Artist impression of a terraformed Mars.
Artist impression of a terraformed Mars.Image credit: NASA GSFC.

But discussion within the group revealed that it is very hard to offer any guarantees that a planet will end up habitable. One example of the resultant roulette game is the planet crust. The crust of Venus is a continuous lid and not series of fragmented plates as on Earth. Our plates allow a process known as plate tectonics, whereby nutrients are cycled through the Earth’s surface and mantle to help support life. Yet, it is not clear why the Earth formed this way but Venus did not.

One theory is that the warmer Venusian crust healed breaks rapidly, preventing the formation of separate plates. However, research done by Matt Weller at the University of Texas suggests that the formation of plate tectonics might be predominantly down to luck. Small, random fluctuations might send two otherwise identical planets down different evolutionary paths, with one developing plate tectonics and the other a stagnant lid. If true, even forming the Earth in exactly the same position could result in a tectonic-less planet.

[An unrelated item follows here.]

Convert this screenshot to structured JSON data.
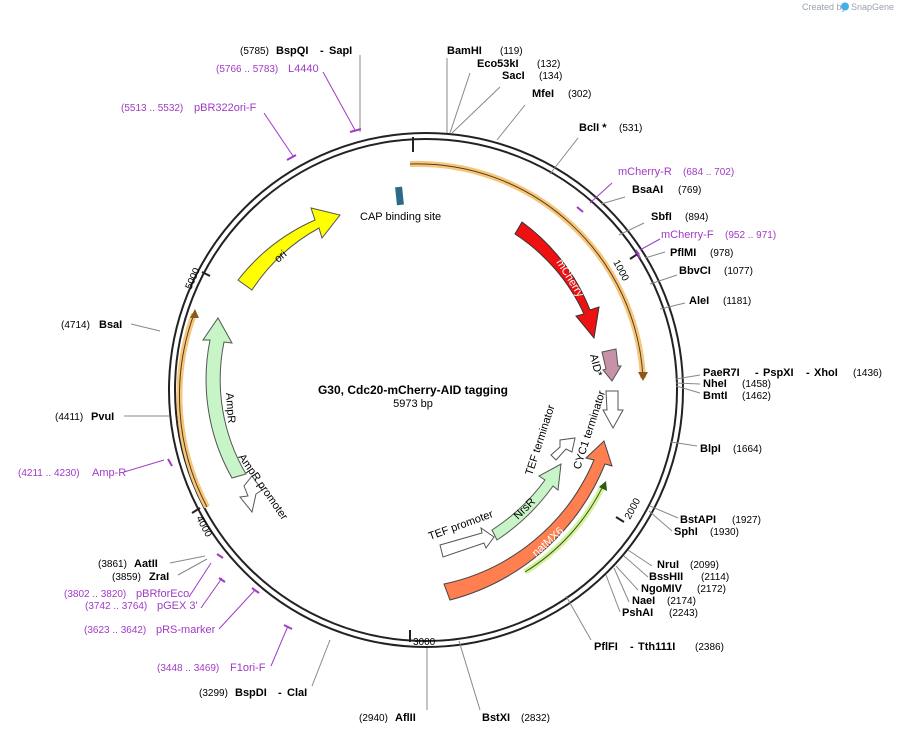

A rotating globe with tectonic plate boundaries indicated as cyan lines.
A rotating globe with tectonic plate boundaries indicated as cyan lines.Image credit: NASA/Goddard Space Flight Center Scientific Visualization Studio.

Venus’s warmer orbit may have shortened the time period in which plate tectonics could develop, but moving the planet to Mars’s orbit offers no guarantees of a nutrient-moving crust.

Yet whether plate tectonics is definitely needed for habitability is also not known. It was pointed out during the discussion that both Mars and Venus show signs of past volcanic activity, which might be enough action to produce a habitable surface under the right conditions.

Of course, moving a planet’s orbit is beyond our technological abilities. There are other techniques that could be tried, such as an idea by Jim Green, the NASA chief scientist and Dong involving artificially shielding Mars’s atmosphere from the solar wind.

“We reached the opposite conclusion to Bruce’s paper,” Dong noted cheerfully. “That is might be possible to use technology to give Mars an atmosphere. But it is fun to hear different voices and this is the reason why science is so interesting!”